Olha, deixa-te contar uma história que parecia mesmo tirada de uma novela portuguesa. Os pais do Rui nunca aceitaram bem a escolha dele para companheira. Eles esperavam que ele seguisse os hábitos tradicionais, casando-se com uma rapariga escolhida pela família, alguém do círculo deles, mas o Rui apaixonou-se pela Matilde quando andava na Universidade de Lisboa. Como ela era de outro meio, os pais dele não gostaram mesmo nada e, em vez de tentarem aceitar, expulsaram o Rui de casa.
Mas o Rui nem vacilou. Continuou firme na decisão dele de ficar com a Matilde. A coisa ficou mesmo feia quando os pais descobriram o namoro: houve discussões, ameaças e até houve agressão verbal e física à Matilde, tudo para a afastar do filho. O Rui, farto de ver a Matilde sofrer por causa deles, acabou por contar tudo à mãe, esperando que ela percebesse. Isso só incendiou ainda mais os ânimos, a discussão foi tão grave que o pai foi posto fora de casa por não alinhar com a vontade da mãe.
Sem opções, o Rui foi viver com a Matilde, que dividia um apartamento alugado na zona do Campo Grande. Decidiram assumir a relação de vez e, numa sexta-feira qualquer, casaram-se no registo civil. Os primeiros tempos foram duros, mas contaram com a ajuda dos pais e da tia da Matilde. Graças a este apoio, conseguiram arranjar trabalho, juntar uns euros, alugar um T2 simpático e até começarem juntos um pequeno negócio uma pastelaria caseira que se foi tornando um êxito.
O sucesso deles não foi suficiente para amolecer o coração dos pais do Rui, que continuavam distantes e nem ligaram ao nascimento dos netos. Mas a família da Matilde, essa, uniu-se ainda mais e até os ajudou na entrada para comprarem o primeiro apartamento próprio, lá perto do Lumiar.

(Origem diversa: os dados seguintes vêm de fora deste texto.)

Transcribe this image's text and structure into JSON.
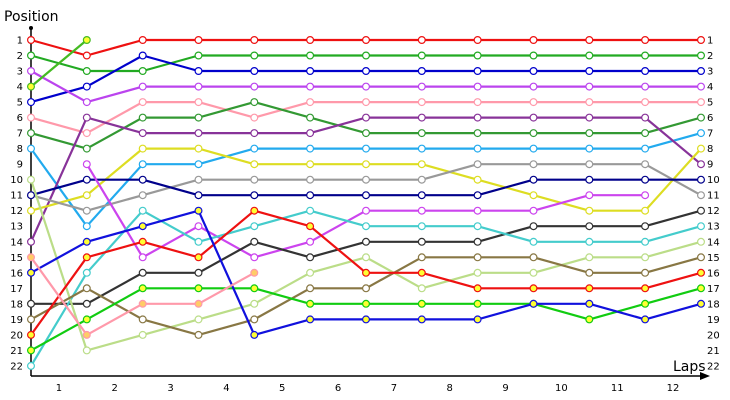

Com o tempo, até algumas das más relações familiares começaram a melhorar: houve visitas, conversas e pouco a pouco os laços foram-se recompondo.

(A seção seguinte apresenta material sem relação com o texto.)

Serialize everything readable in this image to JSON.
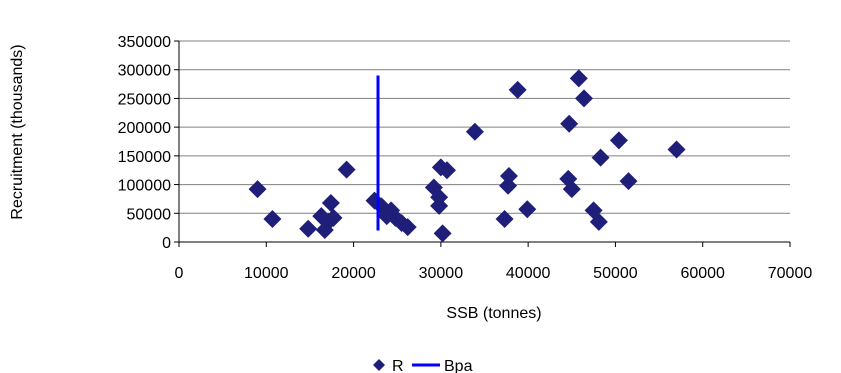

Parecia que tudo estava a correr bem, até que a mãe da Matilde a sogra causou um sarilho. Um dia, o Rui e a Matilde chegaram do trabalho e encontraram o filho mais novo a chorar encostado atrás do sofá. Descobriram que a avó lhe tinha batido por não querer jantar. O Rui pediu à mãe que parasse com aquilo, ela disse que sim, mas no dia seguinte voltou ao mesmo. Foi aí que a Matilde, já farta, ganhou coragem, confrontou a sogra e avisou-a que, se voltasse a pôr um dedo nos filhos, havia de ver o braço a ser-lhe torcido. E estava mesmo a falar a sério.
Mais tarde nesse dia, quando o Rui e o pai dele chegaram a casa, a mãe do Rui fez-se de vítima, mostrando uma nódoa negra no braço e acusando a Matilde. Só que o miúdo, sem medo, contou logo a verdade à frente de todos. O Rui e o pai perceberam que a culpa era mesmo da avó e deram-lhe um raspanete dos antigos. O pai do Rui percebeu que já tinha perdido demasiados anos com o filho por causa da teimosia da mulher e não queria repetir a história. No fim, parece que a avó finalmente percebeu que precisava de se pôr no seu lugar dentro da família e nunca mais houve problemas com ela nem com a Matilde, nem com os netos. Olha, acredita, às vezes, só mesmo com sangue na guelra é que estas coisas se resolvem em Portugal!